Pour cette septième (et ultime) vision en salle, au diable les croyances et idées reçues, ça ne m'aura pas porté chance, j'avais la bêtise-en-chaleur incarnée assise juste derrière moi, un groupe de 15 qui proféraient des "salooope..." à chaque bite dessinée sur un cahier, et autre "ah l'bâtaaard" à chaque threesome aquatique, quelle séance ! Et en VF ! (pas le choix) Mais ça ne m'empêchera pas d'écrire un petit quelque chose. J'allais commencer cette critique par une réponse aux attaques re(re)dites sur le film, mais bof, d'autres s'en sont chargés ou s'en chargeront mieux que moi, et puis on s'en fout, alors place au film.

Etant un produit de fac de lettres, il me reste un peu de cette habitude de structurer mon avis selon plusieurs grandes parties (ou aspects) que j'ai pu faire ressortir de l'oeuvre. Par flemme, je vais réutiliser partiellement cette technique, avec des parties qu'on pourrait appeler sobrement : "Amazones, le jeu vidéo", "Imagerie fantastique et mythologie" et "Bien vs Mal, Faust, etc".

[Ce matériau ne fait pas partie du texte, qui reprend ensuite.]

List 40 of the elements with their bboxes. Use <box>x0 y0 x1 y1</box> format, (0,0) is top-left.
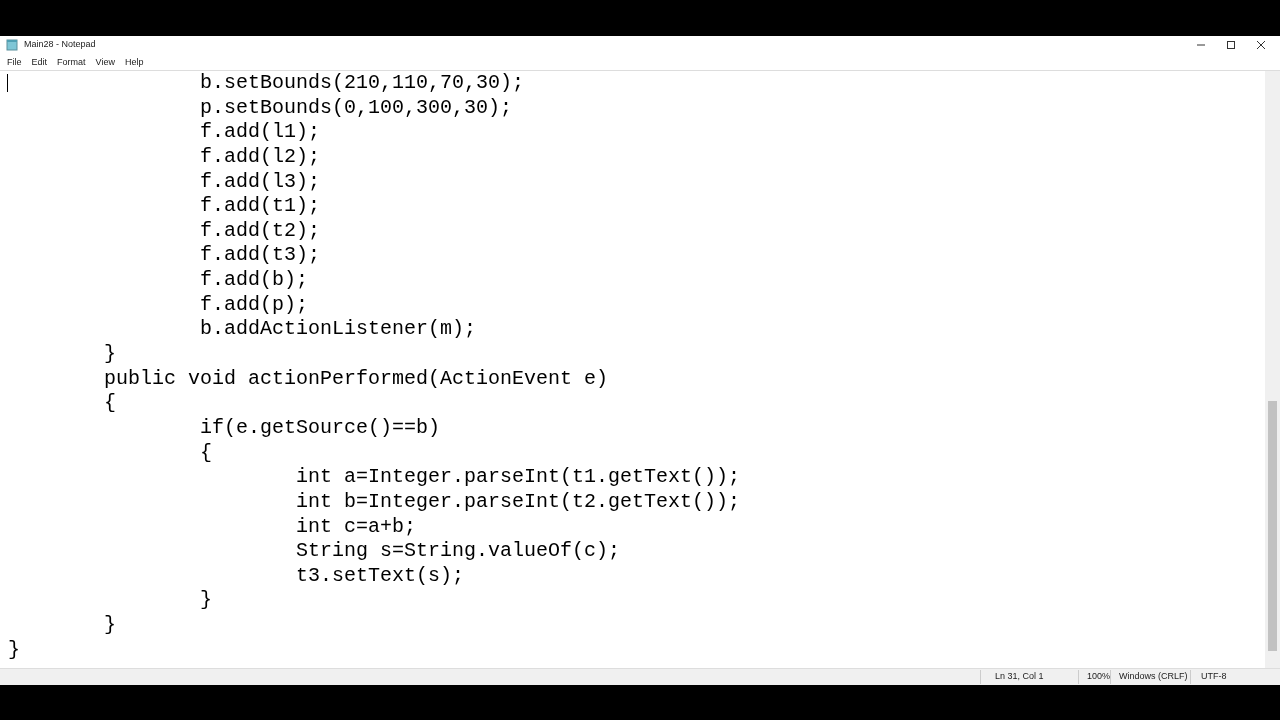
code-line: int b=Integer.parseInt(t2.getText()); <box>295 489 741 513</box>
code-line: f.add(t2); <box>199 218 321 242</box>
code-line: f.add(b); <box>199 268 309 292</box>
scrollbar[interactable] <box>1265 71 1280 668</box>
encoding: UTF-8 <box>1190 670 1270 684</box>
menu-item[interactable]: File <box>2 55 27 69</box>
text-cursor <box>7 74 8 92</box>
line-endings: Windows (CRLF) <box>1110 670 1190 684</box>
code-line: } <box>8 637 20 661</box>
code-line: b.setBounds(210,110,70,30); <box>199 71 525 94</box>
code-line: f.add(p); <box>199 292 309 316</box>
close-icon <box>1256 40 1266 50</box>
code-line: f.add(l2); <box>199 144 321 168</box>
menu-item[interactable]: Format <box>52 55 91 69</box>
code-line: f.add(l3); <box>199 169 321 193</box>
code-line: t3.setText(s); <box>295 563 465 587</box>
scrollbar-thumb[interactable] <box>1268 401 1277 651</box>
code-line: int c=a+b; <box>295 514 417 538</box>
cursor-position: Ln 31, Col 1 <box>980 670 1078 684</box>
maximize-icon <box>1226 40 1236 50</box>
code-line: f.add(t3); <box>199 243 321 267</box>
code-line: f.add(l1); <box>199 120 321 144</box>
code-line: public void actionPerformed(ActionEvent e) <box>103 366 609 390</box>
code-line: } <box>103 613 117 637</box>
code-line: } <box>199 588 213 612</box>
code-line: f.add(t1); <box>199 194 321 218</box>
zoom-level: 100% <box>1078 670 1110 684</box>
code-line: if(e.getSource()==b) <box>199 415 441 439</box>
code-line: { <box>199 440 213 464</box>
window-title: Main28 - Notepad <box>24 38 96 52</box>
code-line: p.setBounds(0,100,300,30); <box>199 95 513 119</box>
menu-item[interactable]: Edit <box>26 55 53 69</box>
menu-item[interactable]: Help <box>119 55 149 69</box>
notepad-icon <box>6 39 18 51</box>
code-line: String s=String.valueOf(c); <box>295 539 621 563</box>
code-line: { <box>103 391 117 415</box>
code-line: } <box>103 342 117 366</box>
menu-item[interactable]: View <box>90 55 120 69</box>
code-line: int a=Integer.parseInt(t1.getText()); <box>295 465 741 489</box>
code-line: b.addActionListener(m); <box>199 317 477 341</box>
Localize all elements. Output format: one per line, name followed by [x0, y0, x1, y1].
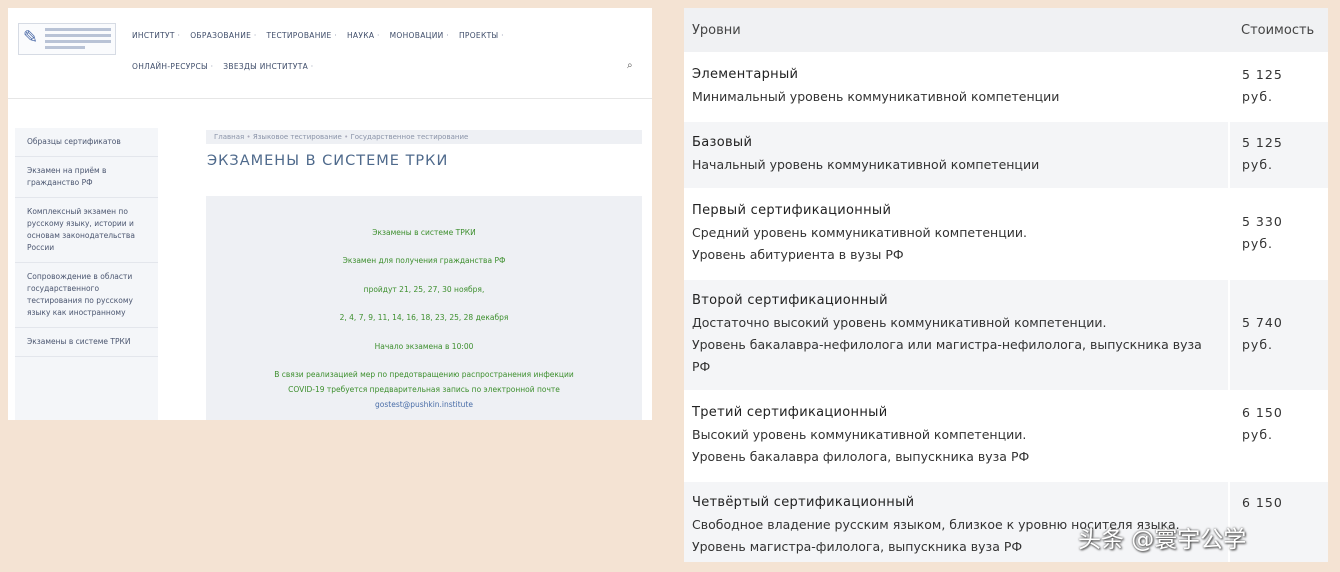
level-description: Высокий уровень коммуникативной компетен… — [692, 427, 1027, 442]
level-price: 5 125 — [1242, 135, 1283, 150]
level-name: Третий сертификационный — [692, 405, 888, 420]
institute-logo[interactable]: ✎ — [18, 23, 116, 55]
nav-item-online-resources[interactable]: ОНЛАЙН-РЕСУРСЫ — [132, 62, 213, 71]
breadcrumb-language-testing[interactable]: Языковое тестирование — [246, 133, 341, 141]
level-description: Уровень абитуриента в вузы РФ — [692, 247, 904, 262]
level-name: Второй сертификационный — [692, 293, 888, 308]
level-price: 6 150 — [1242, 405, 1283, 420]
level-price: 5 125 — [1242, 67, 1283, 82]
level-description: Уровень бакалавра филолога, выпускника в… — [692, 449, 1030, 464]
price-table-screenshot: Уровни Стоимость Элементарный Минимальны… — [684, 8, 1328, 562]
level-description: Достаточно высокий уровень коммуникативн… — [692, 315, 1107, 330]
secondary-nav: ОНЛАЙН-РЕСУРСЫ ЗВЕЗДЫ ИНСТИТУТА — [132, 62, 313, 71]
sidebar-item-testing-support[interactable]: Сопровождение в области государственного… — [15, 263, 158, 328]
nav-item-testing[interactable]: ТЕСТИРОВАНИЕ — [267, 31, 337, 40]
site-header: ✎ ИНСТИТУТ ОБРАЗОВАНИЕ ТЕСТИРОВАНИЕ НАУК… — [8, 8, 652, 99]
nav-item-institute-stars[interactable]: ЗВЕЗДЫ ИНСТИТУТА — [223, 62, 313, 71]
price-unit: руб. — [1242, 236, 1274, 251]
sidebar-item-citizenship-exam[interactable]: Экзамен на приём в гражданство РФ — [15, 157, 158, 198]
notice-line: пройдут 21, 25, 27, 30 ноября, — [363, 285, 485, 294]
nav-item-innovations[interactable]: МОНОВАЦИИ — [390, 31, 449, 40]
search-icon[interactable]: ⌕ — [627, 60, 633, 71]
level-description: Минимальный уровень коммуникативной комп… — [692, 89, 1060, 104]
notice-email-link[interactable]: gostest@pushkin.institute — [206, 400, 642, 409]
notice-line: Экзамен для получения гражданства РФ — [342, 256, 506, 265]
exam-notice-box: Экзамены в системе ТРКИ Экзамен для полу… — [206, 196, 642, 420]
institute-emblem-icon: ✎ — [23, 27, 39, 48]
level-description: Начальный уровень коммуникативной компет… — [692, 157, 1040, 172]
notice-line: COVID-19 требуется предварительная запис… — [288, 385, 560, 394]
column-header-price: Стоимость — [1229, 8, 1328, 53]
breadcrumb-state-testing: Государственное тестирование — [344, 133, 468, 141]
table-row: Базовый Начальный уровень коммуникативно… — [684, 120, 1328, 189]
watermark-text: 头条 @寰宇公学 — [1078, 527, 1247, 553]
sidebar-item-trki-exams[interactable]: Экзамены в системе ТРКИ — [15, 328, 158, 357]
breadcrumb-home[interactable]: Главная — [214, 133, 244, 141]
breadcrumb: Главная Языковое тестирование Государств… — [206, 130, 642, 144]
price-unit: руб. — [1242, 89, 1274, 104]
level-description: Средний уровень коммуникативной компетен… — [692, 225, 1027, 240]
nav-item-projects[interactable]: ПРОЕКТЫ — [459, 31, 504, 40]
sidebar-item-certificates[interactable]: Образцы сертификатов — [15, 128, 158, 157]
page-title: ЭКЗАМЕНЫ В СИСТЕМЕ ТРКИ — [207, 153, 449, 169]
notice-line: Начало экзамена в 10:00 — [374, 342, 474, 351]
price-unit: руб. — [1242, 337, 1274, 352]
notice-line: 2, 4, 7, 9, 11, 14, 16, 18, 23, 25, 28 д… — [339, 313, 509, 322]
column-header-levels: Уровни — [684, 8, 1229, 53]
level-price: 6 150 — [1242, 495, 1283, 510]
main-nav: ИНСТИТУТ ОБРАЗОВАНИЕ ТЕСТИРОВАНИЕ НАУКА … — [132, 31, 504, 40]
price-unit: руб. — [1242, 157, 1274, 172]
notice-line: В связи реализацией мер по предотвращени… — [274, 370, 574, 379]
level-price: 5 330 — [1242, 214, 1283, 229]
table-row: Третий сертификационный Высокий уровень … — [684, 390, 1328, 481]
level-name: Четвёртый сертификационный — [692, 495, 915, 510]
table-row: Первый сертификационный Средний уровень … — [684, 188, 1328, 279]
sidebar: Образцы сертификатов Экзамен на приём в … — [15, 128, 158, 420]
institute-site-screenshot: ✎ ИНСТИТУТ ОБРАЗОВАНИЕ ТЕСТИРОВАНИЕ НАУК… — [8, 8, 652, 420]
level-name: Базовый — [692, 135, 753, 150]
level-price: 5 740 — [1242, 315, 1283, 330]
notice-line: Экзамены в системе ТРКИ — [372, 228, 476, 237]
nav-item-institute[interactable]: ИНСТИТУТ — [132, 31, 180, 40]
sidebar-item-complex-exam[interactable]: Комплексный экзамен по русскому языку, и… — [15, 198, 158, 263]
nav-item-education[interactable]: ОБРАЗОВАНИЕ — [190, 31, 256, 40]
level-description: Уровень бакалавра-нефилолога или магистр… — [692, 337, 1202, 374]
nav-item-science[interactable]: НАУКА — [347, 31, 380, 40]
table-row: Второй сертификационный Достаточно высок… — [684, 278, 1328, 391]
level-name: Элементарный — [692, 67, 799, 82]
price-unit: руб. — [1242, 427, 1274, 442]
price-table: Уровни Стоимость Элементарный Минимальны… — [684, 8, 1328, 562]
level-name: Первый сертификационный — [692, 203, 892, 218]
table-row: Элементарный Минимальный уровень коммуни… — [684, 52, 1328, 121]
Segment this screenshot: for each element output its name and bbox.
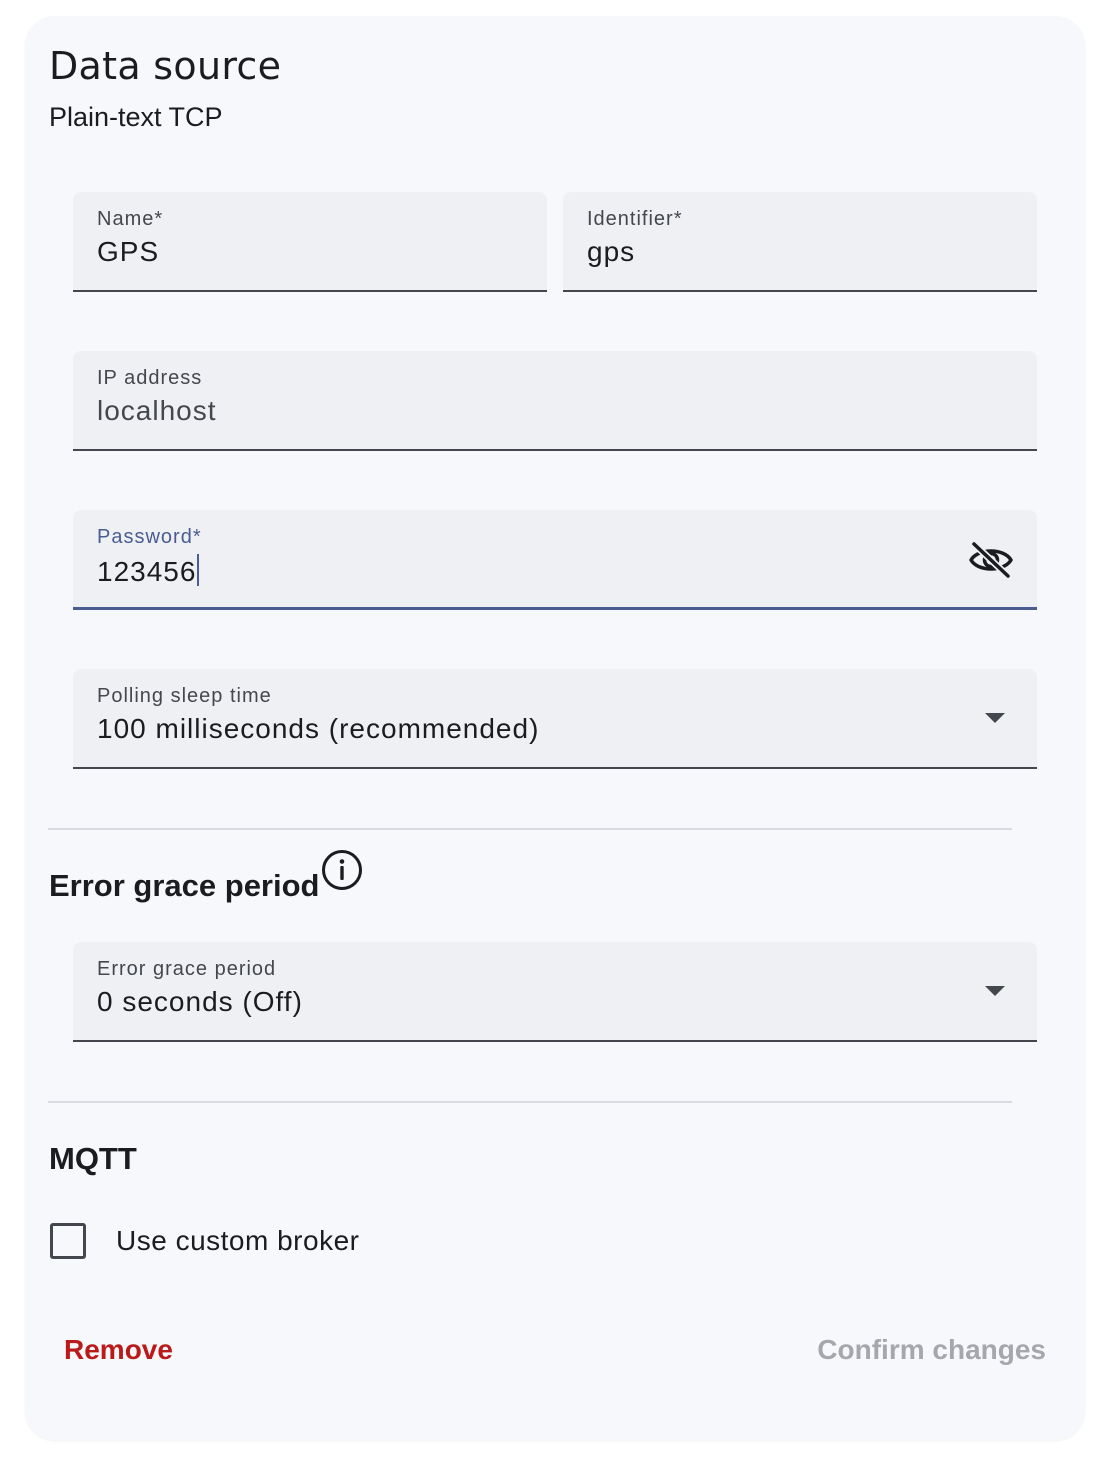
ip-address-field-label: IP address [97, 367, 203, 389]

Je pense que quiconque suit un peu l'actualité ou allume de temps à autre sa télé s'en est rendu compte. Il est dans l'air/ère du temps de revendiquer et d'exposer une femme (sur)puissante, un prototype d'amazone moderne. On le voit de plus en plus au fil des mois dans les médias, que ce soit au travers de groupes féministes (ou féministes-extrêmistes, sans exagération, quand on voit les Pussy Riot en Russie ou les Femen par chez nous, revendiquant une libération de la femme à grands coups de poulet dans la matrice et de bombe lacrymo-blasphématoires), ou encore par le biais d'émissions diverses ayant pour sujet de débat : "Je suis une femme trentenaire, libre et célibataire, pas besoin d'un boulet dans ma vie", ou autre atteinte du genre à la Géométrie et à la Théologie. Cela est souligné dans le film par les phrases répétées telles que : "On a peur de rien. Faut être dur !", ainsi que, évidemment, l'usage de leur cagoule. Nul doute que Harmony Korine s'est inspiré de ces guerrières (au moins des Pussy Riot) pour ses personnages. Où il eut été facile de simplement pointer du doigt ces idiotes (comme ont pu l'affirmer des critiques comme P. Murat) pour les "mépriser", Korine rend nos diablesses, malgré leurs bêtises, attachantes, et surtout leur accorde la rédemption. L'appel adressé à leur mère à la fin du film, juste avant l'assaut final, sonne davantage comme un appel d'adieu que comme quelqu'un donnant simplement des nouvelles : elles ne sont pas sûres de se tirer vivantes de cette nuit-là, et c'est là qu'un retour à la réalité se fait pour Brit et Candy, qui contrairement à Faith et Cotty, tardent à recevoir cet impact du retour au réel (il aura fallu qu'elles se rapprochent vraiment de la mort), leurs deux amies ayant été plus sages - bon, il y en a une qui a quand même attendu de se prendre une balle.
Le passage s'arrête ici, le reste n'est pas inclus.